Now change the scenario slightly:
#define M(x) x
M(0 A 5)
In this case, the argument is scanned for macro replacement as an
independent scan. That whole scan takes place as above, the result of
which is substituted for 'x' in the replacement list, the invocation of
'M' is replaced by that result, the scan position is placed at the first
token of that result, and top-level scanning resumes.
The overall difference here is that the presence of the argument (where
the argument is used in the replacement list as a non # or ## operand)
causes what amounts to a recursive call to the entire scanning for macro
replacement process. The results of which must be placed in a buffer,
not output, in order to perform the substitution.
So, A defined as B defined as C (and so on) is not recursive, but
M(M(M())) usually *is* recursive.
As an immediate testable example, Chaos has a macro that is used to
count scans for macro replacement:
#include
#define A(x) B(x)
#define B(x) C(x)
#define C(x) D(x)
#define D(x) E(x)
#define E(x) x
CHAOS_PP_HALT(
A(
CHAOS_PP_DELVE()
)
)
The result here is 6 (on entry to A, on entry to B, on entry to C, on
entry to D, on entry to E, and finally when top level scanning is resumed).
Change the above to:
#include
#define A(x) B(, x)
#define B(p, x) C(, p##x)
#define C(p, x) D(, p##x)
#define D(p, x) E(, p##x)
#define E(p, x) p##x
CHAOS_PP_HALT(
A(
CHAOS_PP_DELVE()
)
)
Now you get 2 (on entry to A and when top level scanning is resumed).
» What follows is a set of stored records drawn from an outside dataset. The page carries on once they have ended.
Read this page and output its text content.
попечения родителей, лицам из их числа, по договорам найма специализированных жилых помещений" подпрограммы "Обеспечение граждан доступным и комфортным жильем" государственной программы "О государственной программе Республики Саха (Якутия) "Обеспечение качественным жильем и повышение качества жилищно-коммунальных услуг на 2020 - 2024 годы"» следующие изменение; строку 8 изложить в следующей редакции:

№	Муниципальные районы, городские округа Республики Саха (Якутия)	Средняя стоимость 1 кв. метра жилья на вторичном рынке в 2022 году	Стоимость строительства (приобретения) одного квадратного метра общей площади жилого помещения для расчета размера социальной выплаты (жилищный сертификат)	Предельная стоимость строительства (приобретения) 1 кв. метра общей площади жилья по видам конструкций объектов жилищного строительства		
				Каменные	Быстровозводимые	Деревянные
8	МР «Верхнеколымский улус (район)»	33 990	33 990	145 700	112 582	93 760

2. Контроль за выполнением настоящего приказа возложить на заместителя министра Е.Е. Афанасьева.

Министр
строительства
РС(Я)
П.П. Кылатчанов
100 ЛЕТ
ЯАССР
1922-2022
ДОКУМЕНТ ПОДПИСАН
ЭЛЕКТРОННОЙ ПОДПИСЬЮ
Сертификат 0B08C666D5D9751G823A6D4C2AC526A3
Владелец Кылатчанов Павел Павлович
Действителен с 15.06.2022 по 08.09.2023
This occurs because the placemarker concatenation is stopping the
argument from being scanned for macro replacement all the way through
most of the structure. (When this type of thing is scaled up, it can be
*massively* faster than not doing it.)
None of these scenarios here are actually too bad because the recursion
depth is shallow (and by "recursion depth" I mean, of course, the
recursive scan depth) so you aren't getting buffers upon buffers, etc..
However, a library built with performance in mind from the ground up
(i.e. not Boost.Preprocessor and not Chaos in many cases), has to be
built with the above type of stuff in mind.
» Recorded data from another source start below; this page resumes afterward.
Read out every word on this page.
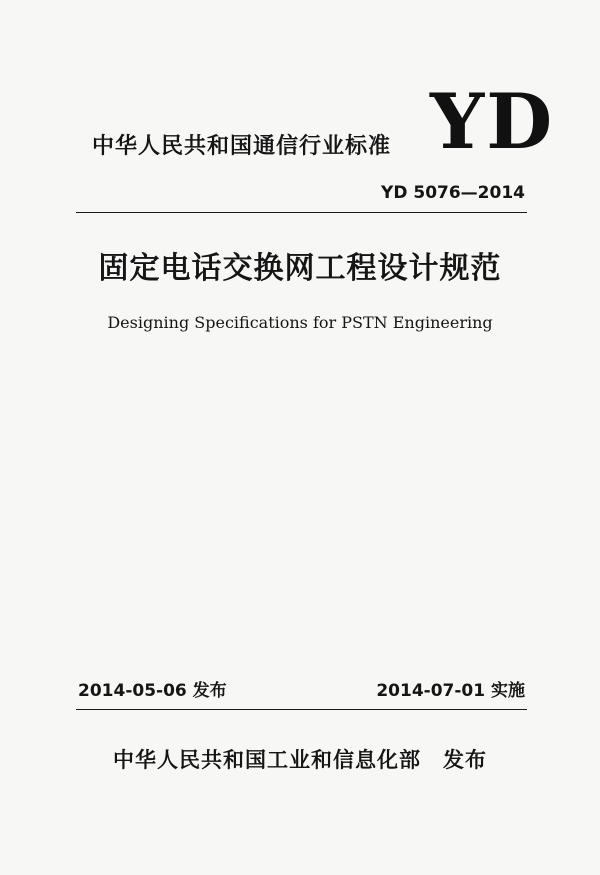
YD
中华人民共和国通信行业标准
YD 5076—2014
固定电话交换网工程设计规范
Designing Specifications for PSTN Engineering
2014-05-06 发布	2014-07-01 实施
中华人民共和国工业和信息化部　发布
With regard to tuples versus arrays... The answer is really "neither".
Both are bad choices for a data structure. Usually they are used for
passing multiple auxiliary arguments through some higher-order
algorithm. The right solution there is to simply never pack them
together in that fashion at all:
#define M(s, n, a, b, c) (a + b + c)
CHAOS_PP_EXPR(CHAOS_PP_REPEAT(
5, M, 1, 2, 3
))
(i.e. no TUPLE_ELEM in sight)
You can only get random access to tuple elements for a small number of
elements. So for any largish container (i.e. where performance matters
more), algorithmic processing is usually more efficient with a sequence.
In a library like Chaos, it also makes much more efficient use of the
available recursion steps because things like folds can be unrolled
(because the data structure itself provides the computational horsepower
to process itself--even if the algorithm is n^2 or worse).
But, given a choice between array and tuple as a container (rather than
just a parameter packing mechanism), I would choose tuples. Otherwise,
any algorithmic processing of the data structure is going to require
arithmetic to maintain the size of the array. (If you statically know
the size of the array, then you aren't using it as a container, but
rather just a packing structure.)
Regards,
Paul Mensonides